Here's a view from the promenade across the river to the New City. It's the new city because it was founded in the latter half of the 16th century rather than the first part of that century as was the "Old City".
Looking back from the promenade we can see the Hauptkirch and Semper opera.
This is the part of the tour where you should put on some Vivaldi. At the entrance to the promenade are four statues, each representing a season. I'll have to go look up which season is which and will update the page later. But for now, let's play "Guess the allegory". I'd say this is spring
An here is probably summer, digging in the fields and a cornicopia of vegetables in one hand.
This is a little harder, but I'm guessing it's fall.
Whereas here's old man winter. What do you think? Do you have a better interpretation?
Looking along the promenade we see the Albertinium in the foreground and what the locals call the "Lemon Press" in the background. The Albertinium is where the artifacts from the Grunesgevalt are currently housed. Eventually when the prince's palace is restored, they will go back to their home. The dome of the Lemon Press is glass. I haven't gone inside yet, but look forward to doing so.
Looking away from the river, we see a street full of restaurants leading to the construction going on at the Frauenkirch. This street is a lively place when the weather's warm and the tourists are here. The Frauenkirch is maybe the main symbol of pride for the town of Dresden.

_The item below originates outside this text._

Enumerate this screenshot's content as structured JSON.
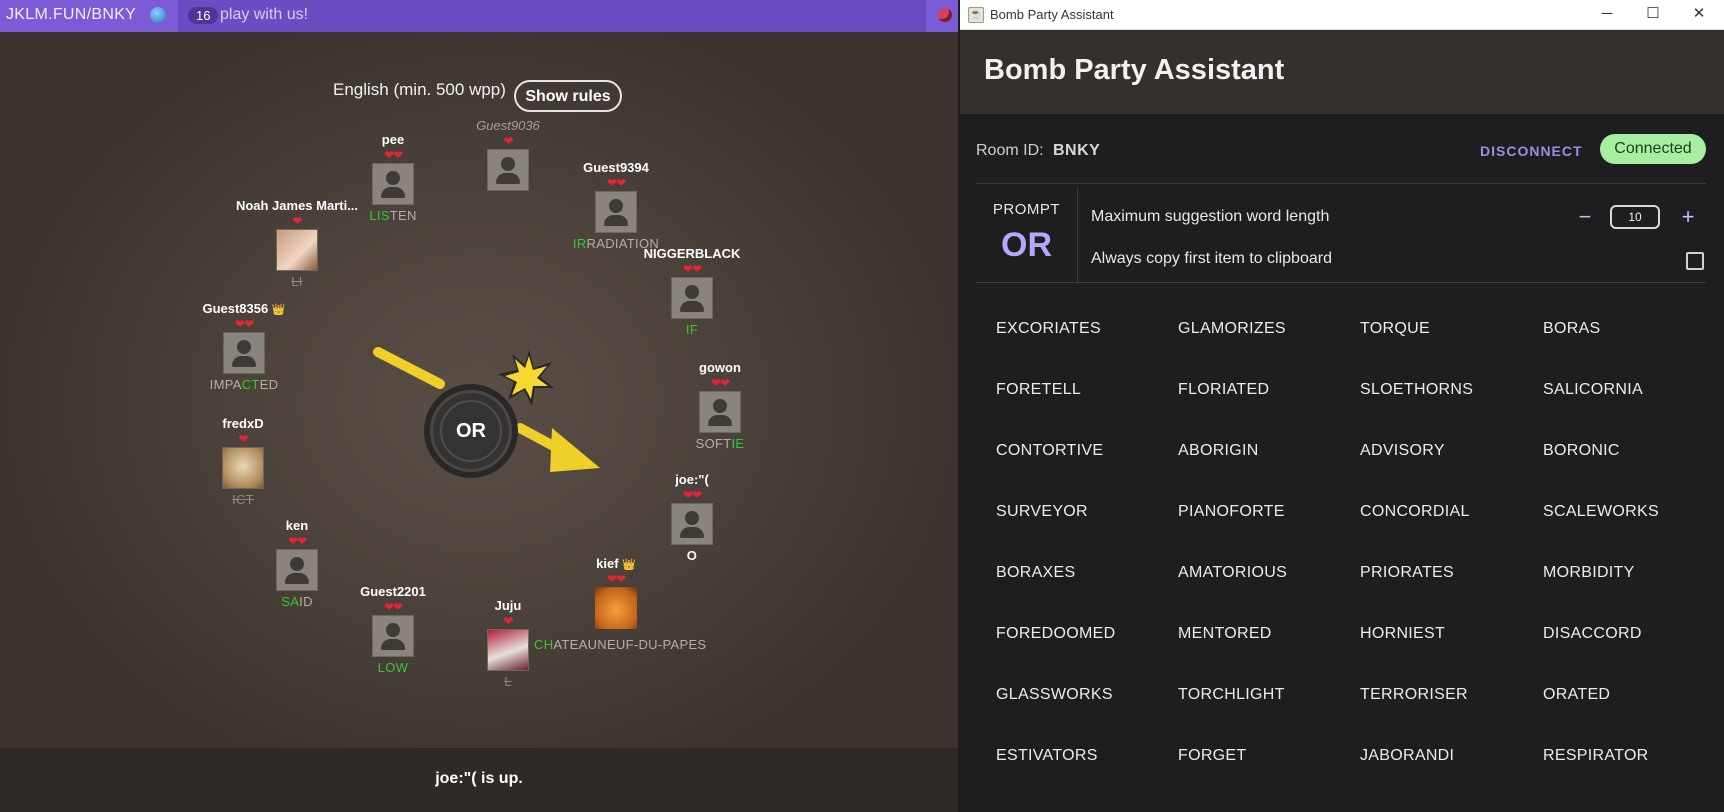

The Frauenkirch was destroyed in the bombing of Dresden and was never rebuilt by the East German government. Reasons were probably two-fold. One was as a reminder of the terrible price that the city paid at the end of the war. The other may have had to do with the aims of the communist regime in keeping alive bitter feelings toward the western Allied governments and keeping the local Christian center of faith from being restored. At any rate, as soon as reunification happened, people began to contribute to restore the church. The restoration is happening entirely funded by private contributions. They hope that the church will be ready for the celebration of the 500th year of the city's founding.